Online skill and task marketplaces are springing up like weeds in the tech startup community, but U.K.-based startup Teddle sees an opportunity to provide something different, by not only connecting people with service providers when they need them, but by fostering a relationship that will hopefully turn into a lengthy and productive one for both sides of the equation.
What Teddle offers is a booking platform and recommendation hub combined in a single service. Service providers, like music teachers or plumbers, for instance, can sign up to Teddle and create a profile, after which they’re searchable by the site’s user base. People searching for a particular service can then connect with their Facebook credentials, and see exactly which service providers friends and friends of friends have used in the past. Teddle also provides a reputation score for its providers, which is based on more than just user feedback, though the company isn’t yet revealing what exactly goes into that metric. Once users pick a service provider, they can book appointments right on the site with a full view of their availability, and providers can manage their bookings fro a super simple back-end.
At first, Teddle seems like a mashup of services like TaskRabbit or Zaarly that provide on-demand job sourcing, and something like GigPark, which provides friend-based service provider recommendations. Teddle co-founder Jules Coleman explained that while that’s a fairly accurate assumption, Teddle goes beyond those startups in terms of what it offers both providers and clients.
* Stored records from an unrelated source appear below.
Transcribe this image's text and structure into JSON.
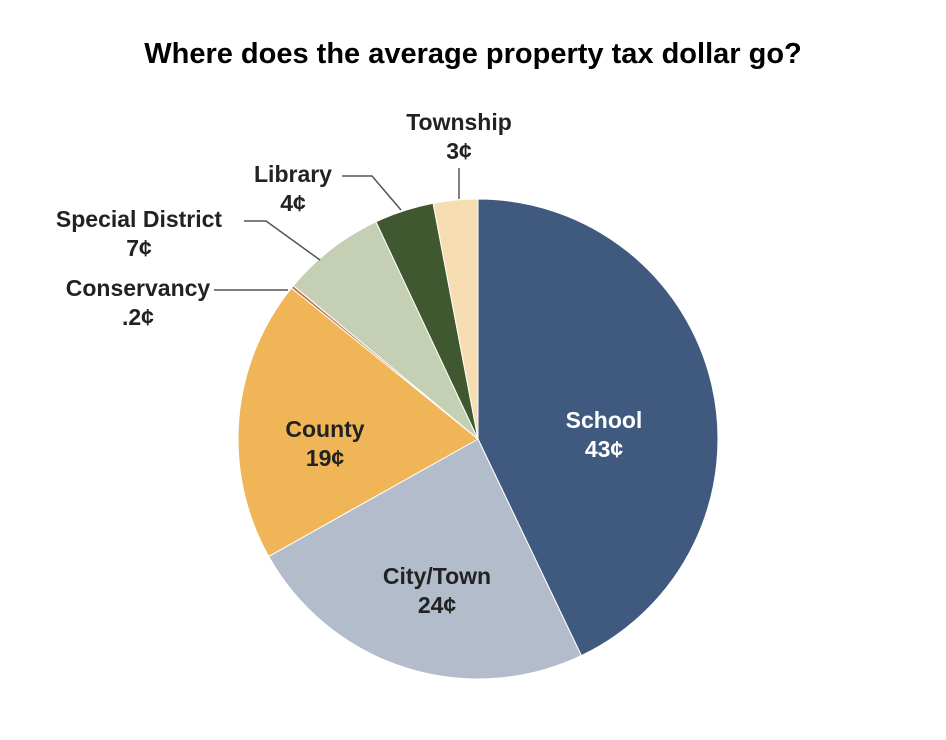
{
  "chart_data": {
    "type": "pie",
    "title": "Where does the average property tax dollar go?",
    "slices": [
      {
        "name": "School",
        "label": "School",
        "value_label": "43¢",
        "value": 43,
        "color": "#3f5a7e",
        "text_color": "#ffffff"
      },
      {
        "name": "City/Town",
        "label": "City/Town",
        "value_label": "24¢",
        "value": 24,
        "color": "#b2bccb",
        "text_color": "#222222"
      },
      {
        "name": "County",
        "label": "County",
        "value_label": "19¢",
        "value": 19,
        "color": "#f0b557",
        "text_color": "#222222"
      },
      {
        "name": "Conservancy",
        "label": "Conservancy",
        "value_label": ".2¢",
        "value": 0.2,
        "color": "#c0734a",
        "text_color": "#222222"
      },
      {
        "name": "Special District",
        "label": "Special District",
        "value_label": "7¢",
        "value": 7,
        "color": "#c4cfb4",
        "text_color": "#222222"
      },
      {
        "name": "Library",
        "label": "Library",
        "value_label": "4¢",
        "value": 4,
        "color": "#3f5830",
        "text_color": "#222222"
      },
      {
        "name": "Township",
        "label": "Township",
        "value_label": "3¢",
        "value": 3,
        "color": "#f7ddb2",
        "text_color": "#222222"
      }
    ]
  }
}
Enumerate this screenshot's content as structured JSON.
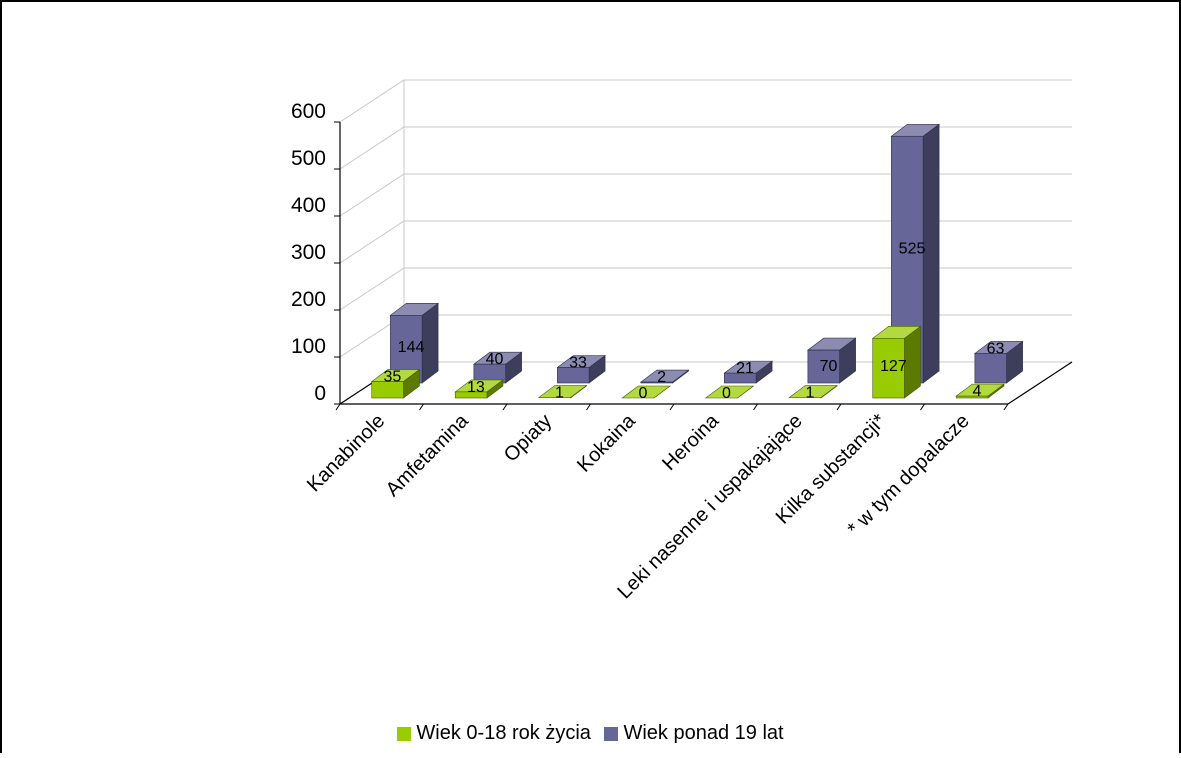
{
  "colors": {
    "series_young": "#99cc00",
    "series_adult": "#666699",
    "grid": "#c8c8c8",
    "frame": "#000000"
  },
  "legend": {
    "items": [
      "Wiek 0-18 rok życia",
      "Wiek ponad 19 lat"
    ]
  },
  "chart_data": {
    "type": "bar",
    "categories": [
      "Kanabinole",
      "Amfetamina",
      "Opiaty",
      "Kokaina",
      "Heroina",
      "Leki nasenne i uspakajające",
      "Kilka substancji*",
      "* w tym dopalacze"
    ],
    "series": [
      {
        "name": "Wiek 0-18 rok życia",
        "values": [
          35,
          13,
          1,
          0,
          0,
          1,
          127,
          4
        ]
      },
      {
        "name": "Wiek ponad 19 lat",
        "values": [
          144,
          40,
          33,
          2,
          21,
          70,
          525,
          63
        ]
      }
    ],
    "y_ticks": [
      "0",
      "100",
      "200",
      "300",
      "400",
      "500",
      "600"
    ],
    "ylim": [
      0,
      600
    ],
    "grid": true,
    "legend_position": "bottom",
    "style": "3d-column"
  }
}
“Obviously sites like Yelp, TaskRabbit and Zaarly are doing fantastically well and we could only hope to emulate their success,” she said. “We see Teddle as a different kind of service from all of those offerings though. Teddle not only matches customers with great local service providers but it also continues to support the ongoing relationship between customer and provider, managing bookings and interactions from start to finish.”
Coleman also notes that Teddle provides customers with a variety of criteria, making it possible for them to choose providers based on various factors. “Customers can choose on price, availability, location or reputation – no one else offers so many factors,” she said. Also, she believes Teddle offers a better value proposition for service providers than any other, thanks to its integrated booking component
“We let customers go straight from looking for a skilled provider to comparing the options and booking there and then with real-time availability,” Coleman told us. “We bring ‘Buy It Now’ instant gratification to the world of local services.”
Coleman credits three things as preparing the market for apps like Teddle to succeed and fostering the desire for that kind of gratification: First, smartphones mean always-on internet connectivity. Second, social networks have become much more mature, making pulling recommendations from friend networks much more sophisticated and accurate. And third, she says that the rising interest in hyper-local services means that traditional broad-focused websites “are struggling with being relevant to local communities.”
Teddle certainly seems well-positioned to create and foster a sense of community, and in keeping with that goal it is rolling out its availability in stages based on geographic location. The site will also gradually introduce its revenue-generating components, which include paid monthly subscriptions aimed at service providers. Colemand says that Teddle will always remain free for light users, however. The company is currently part of Springboard 2012, an accelerator based out of Google’s new central London campus, and will look to nail down funding after that.
It’s greatest challenge will be overcoming the usual chicken-and-egg problem that faces every startup in its position: it must attract providers to get users, and build a user base to appeal to providers. Its focus on specific locations, beginning with the U.K., will help it tackle that challenge in stages, however, paving the way to true local relevance.